The letter makes no mention of Hamas’s massacre in Israel on October 7, 2023, that began the war, in which 1,200 people were killed and about 250 were kidnapped, 58 of whom are still being held in Gaza.

It also does not mention the brave Palestinian activists who have lost their lives standing up against Hamas for endangering Palestinian civilians by hiding among them and refusing to let civilians take cover in Gaza’s tunnel network, which is 500 km. long and could provide safety for hundreds of thousands. It also does not call for the release of the hostages still held by Hamas in Gaza.

Several of the signatories have made significant visits to Israel in the past and might have been expected to understand Hamas’s role in the conflict. Gere, who has visited Israel many times, and acted in films directed by three Israeli directors, was a guest of the Sderot Film Festival in 2004, a day after the city was hit by a missile barrage from Gaza. He accepted a gift from Sderot’s mayor of a piece of shrapnel from a missile at his master class there.

Sepideh Farsi, who is Iranian and has been to Israel a number of times, presented her movie about the suppression of pro-democracy protests in Iran, Red Rose, at the Haifa International Film Festival in 2014, just months after a previous war between Israel and Hamas.

In an interview with The Jerusalem Post, she said that she had hesitated to come to Israel then, but that the festival’s then-director, Pnina Blayer, had convinced her to come.

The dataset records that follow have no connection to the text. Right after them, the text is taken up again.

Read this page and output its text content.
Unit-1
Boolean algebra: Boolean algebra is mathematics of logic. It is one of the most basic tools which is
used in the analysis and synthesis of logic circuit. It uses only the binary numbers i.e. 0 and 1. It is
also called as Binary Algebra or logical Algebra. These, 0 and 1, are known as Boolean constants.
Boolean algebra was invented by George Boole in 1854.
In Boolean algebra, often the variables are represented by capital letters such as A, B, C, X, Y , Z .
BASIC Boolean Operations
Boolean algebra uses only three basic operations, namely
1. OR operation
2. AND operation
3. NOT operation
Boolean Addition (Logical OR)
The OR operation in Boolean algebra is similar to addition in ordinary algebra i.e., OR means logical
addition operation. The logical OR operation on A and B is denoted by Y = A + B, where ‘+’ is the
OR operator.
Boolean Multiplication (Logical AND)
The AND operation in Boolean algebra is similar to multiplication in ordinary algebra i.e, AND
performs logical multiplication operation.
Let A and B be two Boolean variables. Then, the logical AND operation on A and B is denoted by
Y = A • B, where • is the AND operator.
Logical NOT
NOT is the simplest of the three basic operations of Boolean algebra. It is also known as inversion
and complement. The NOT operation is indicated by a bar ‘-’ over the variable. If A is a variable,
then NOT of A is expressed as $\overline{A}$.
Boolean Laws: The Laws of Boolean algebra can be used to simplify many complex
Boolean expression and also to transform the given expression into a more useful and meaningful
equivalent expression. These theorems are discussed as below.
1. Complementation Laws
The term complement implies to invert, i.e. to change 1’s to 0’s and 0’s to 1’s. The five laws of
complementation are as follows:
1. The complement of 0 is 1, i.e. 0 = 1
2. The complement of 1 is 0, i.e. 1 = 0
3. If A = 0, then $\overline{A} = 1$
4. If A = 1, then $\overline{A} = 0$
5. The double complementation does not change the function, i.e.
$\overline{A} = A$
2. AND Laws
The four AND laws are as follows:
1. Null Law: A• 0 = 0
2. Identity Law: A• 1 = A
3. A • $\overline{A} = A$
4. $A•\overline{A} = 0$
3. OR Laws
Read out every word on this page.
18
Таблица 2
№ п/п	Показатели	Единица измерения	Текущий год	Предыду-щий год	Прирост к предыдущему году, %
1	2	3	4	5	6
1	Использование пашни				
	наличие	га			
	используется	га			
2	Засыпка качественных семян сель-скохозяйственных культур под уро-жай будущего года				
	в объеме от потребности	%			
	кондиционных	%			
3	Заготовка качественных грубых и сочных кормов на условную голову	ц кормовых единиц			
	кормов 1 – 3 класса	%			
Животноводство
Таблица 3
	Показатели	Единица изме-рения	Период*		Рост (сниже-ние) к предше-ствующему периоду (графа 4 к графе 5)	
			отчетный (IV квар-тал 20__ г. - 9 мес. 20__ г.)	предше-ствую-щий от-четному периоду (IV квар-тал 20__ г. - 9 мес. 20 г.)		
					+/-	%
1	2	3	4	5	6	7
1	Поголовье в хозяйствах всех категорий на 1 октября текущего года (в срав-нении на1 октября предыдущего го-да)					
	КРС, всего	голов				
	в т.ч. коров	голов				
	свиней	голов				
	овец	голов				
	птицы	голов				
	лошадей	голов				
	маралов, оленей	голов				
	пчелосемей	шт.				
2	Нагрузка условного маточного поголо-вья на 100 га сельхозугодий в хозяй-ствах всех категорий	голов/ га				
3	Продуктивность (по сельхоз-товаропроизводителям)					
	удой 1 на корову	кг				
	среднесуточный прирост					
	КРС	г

At the festival, Farsi said, “I am standing before you as an Iranian, and also as a world citizen, to say that this absurd and unfair war could have been avoided… The path toward a mutual understanding, between Iran and Israel… between Israel and Palestine, are long but inevitable ones. It needs patience, and it needs courageous people who don’t give up on their ideals.”